I gave a talk called “Becoming a Wellness Detective,” on Monday at the Whole Foods Market in Centerville. The idea behind the lecture was to help people figure out why they do what they do, replace bad habits with good ones, and provide a sustainable framework for replicating the process.
The impetus behind me focusing so much on habits was unquestionably Charles Duhigg’s “The Power of Habit,” in which he describes something he calls the habit loop: the cue (the thing, person, place, smell, or memory that prompts us to want to do something); the ritual (the action we take, like eating something we know we shouldn’t or engaging in a behavior that will have negative consequences); and the reward (what emotion or sense of satisfaction we get out of the ritual).
Duhigg’s work radically altered the way I coach my clients to achieve their fitness goals precisely because he gave me an easily digestible framework that clients could learn and replicate on their own. The investigative part of the process—hence the name, “Wellness Detective”—is figuring out the individual pieces of the habit loop. Figuring out the reward for our behaviors is often the most difficult part and can take some trial and error.
I got into fitness to support a fledgling (read: unsuccessful) screenwriting career, and when I lived in Los Angeles I was especially depressed about my professional prospects. My habit loop consisted of training early morning clients, going to McDonald’s and buying multiple breakfast sandwiches, then sitting in my car and listening to Jim Rome’s show.
The cue was the time of day and finishing at the gym early.
The ritual was eating the sandwiches and listening to brotastic sports radio.
And the reward—ah, here’s where things get interesting.
You might think the reward was eating the salty and fatty breakfast sandwich. But really the reward for me was the distraction from my crumbling writing prospects.
Now that I have healthier mindset about my place in the world, early morning clients don’t represent the same health obstacle to me. The cue stays the same (early morning), but instead of visiting a fast food restaurant I drink a healthy shake and then work out (the new ritual). The reward is that I continue to get stronger even as I approach 40—and I still get a little bit of a distraction from professional and personal stress.
The important thing about my personal example is that I had to really identify the reward and what was going on with me before I could hope to change the habit. I needed to understand that I was feeling a little depressed about my life, and I only compounded that by treating my body like a veritable trash compactor.
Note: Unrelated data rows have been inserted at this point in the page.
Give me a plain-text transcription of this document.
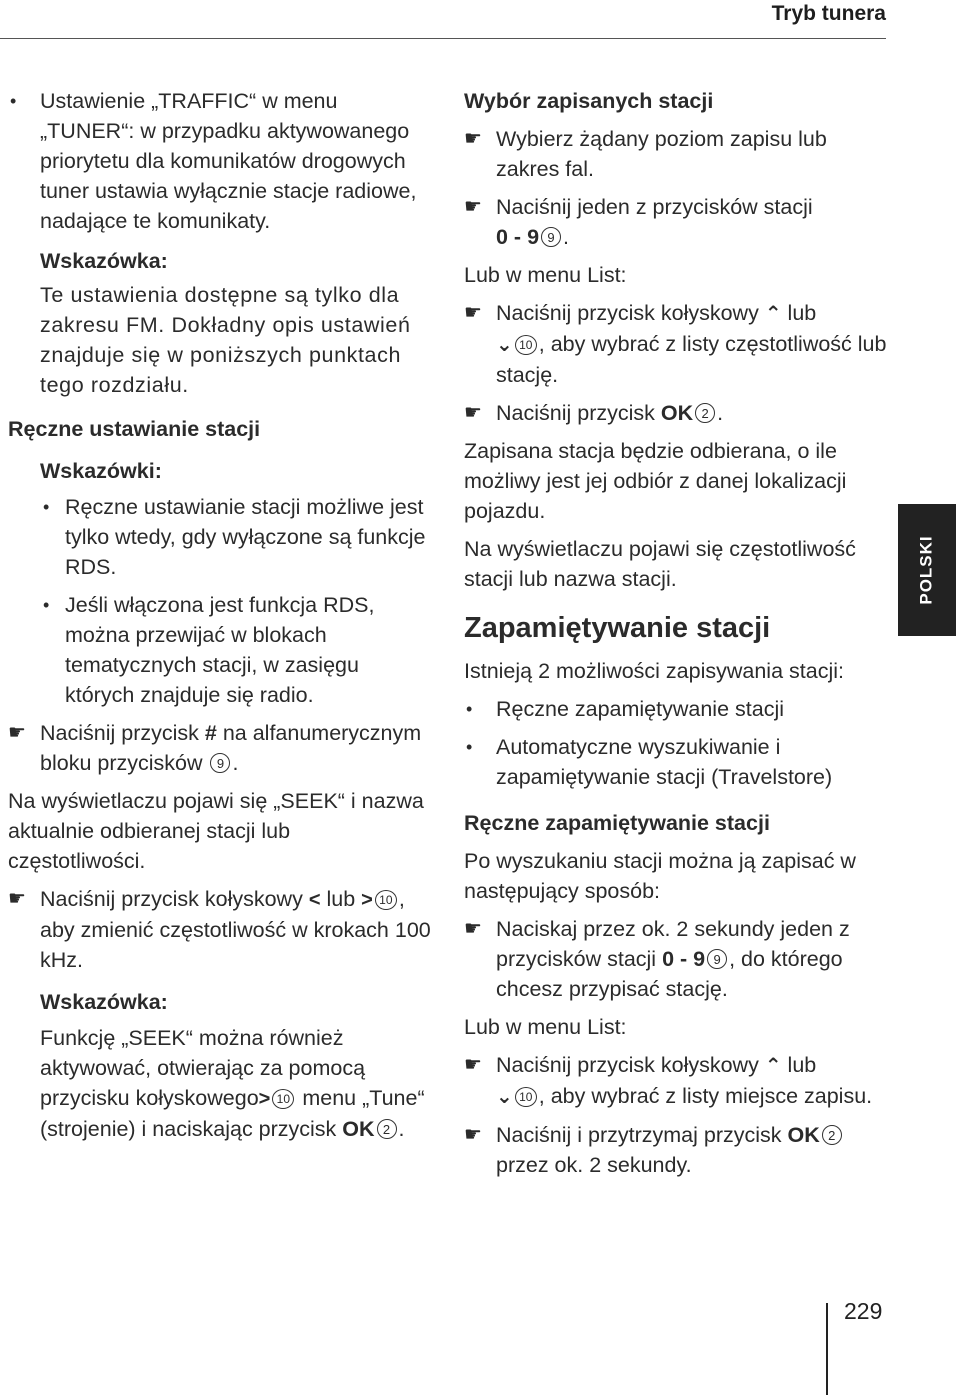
Tryb tunera
POLSKI

• Ustawienie „TRAFFIC“ w menu „TUNER“: w przypadku aktywowanego priorytetu dla komunikatów drogowych tuner ustawia wyłącznie stacje radiowe, nadające te komunikaty.

Wskazówka:

Te ustawienia dostępne są tylko dla zakresu FM. Dokładny opis ustawień znajduje się w poniższych punktach tego rozdziału.

Ręczne ustawianie stacji

Wskazówki:

• Ręczne ustawianie stacji możliwe jest tylko wtedy, gdy wyłączone są funkcje RDS.

• Jeśli włączona jest funkcja RDS, można przewijać w blokach tematycznych stacji, w zasięgu których znajduje się radio.

☛ Naciśnij przycisk # na alfanumerycznym bloku przycisków 9 .

Na wyświetlaczu pojawi się „SEEK“ i nazwa aktualnie odbieranej stacji lub częstotliwości.

☛ Naciśnij przycisk kołyskowy < lub > 10 , aby zmienić częstotliwość w krokach 100 kHz.

Wskazówka:

Funkcję „SEEK“ można również aktywować, otwierając za pomocą przycisku kołyskowego> 10 menu „Tune“ (strojenie) i naciskając przycisk OK 2 .

Wybór zapisanych stacji

☛ Wybierz żądany poziom zapisu lub zakres fal.

☛ Naciśnij jeden z przycisków stacji
0 - 9 9 .

Lub w menu List:

☛ Naciśnij przycisk kołyskowy ⌃ lub
⌄ 10 , aby wybrać z listy częstotliwość lub stację.

☛ Naciśnij przycisk OK 2 .

Zapisana stacja będzie odbierana, o ile możliwy jest jej odbiór z danej lokalizacji pojazdu.

Na wyświetlaczu pojawi się częstotliwość stacji lub nazwa stacji.

Zapamiętywanie stacji

Istnieją 2 możliwości zapisywania stacji:

• Ręczne zapamiętywanie stacji

• Automatyczne wyszukiwanie i zapamiętywanie stacji (Travelstore)

Ręczne zapamiętywanie stacji

Po wyszukaniu stacji można ją zapisać w następujący sposób:

☛ Naciskaj przez ok. 2 sekundy jeden z przycisków stacji 0 - 9 9 , do którego chcesz przypisać stację.

Lub w menu List:

☛ Naciśnij przycisk kołyskowy ⌃ lub
⌄ 10 , aby wybrać z listy miejsce zapisu.

☛ Naciśnij i przytrzymaj przycisk OK 2 przez ok. 2 sekundy.

229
At Whole Foods on Monday someone in the audience asked a question about what happens when we are able to successfully change habits, maybe even for several months, but then we slip back into our old ways. Sometimes this slippage can be prompted by life events or just general fatigue from maintaining our new habits.
This is where mindset matters. If changing habits is the beta version of developing a healthy lifestyle, then the latest software release is full integration of healthy actions (nutrition, fitness, wellness) into our everyday lives. What’s the difference between working on habits and having a healthy mindset?
I would argue that habit transformation or formation necessarily involves purposeful action. For a while I had to actively tell myself not to eat fast food. Now it doesn’t occur to me. The bridge was knowledge: even though I was a so-called “fitness professional,” I never really bothered to think or care about nutrition. Once I learned how thoroughly interrelated what we eat is to how we feel, think, and perform, putting healthier things into my body became easier. And now I’ve nearly automated things like eating vegetables at every meal.
Think about where you are on the continuum of healthy living. If you’re just starting out, I think it’s a great idea to start with Duhigg’s “habit loop” framework.
But if you’re already consciously working on your habits, you might benefit from seeking out and internalizing new information. Choose one area of your lifestyle (fitness, wellness, nutrition) and use your Google machine to find the latest. You might just find that reading one fact about the power of strength training (or sleep or vegetables or healthy fats) changes your life.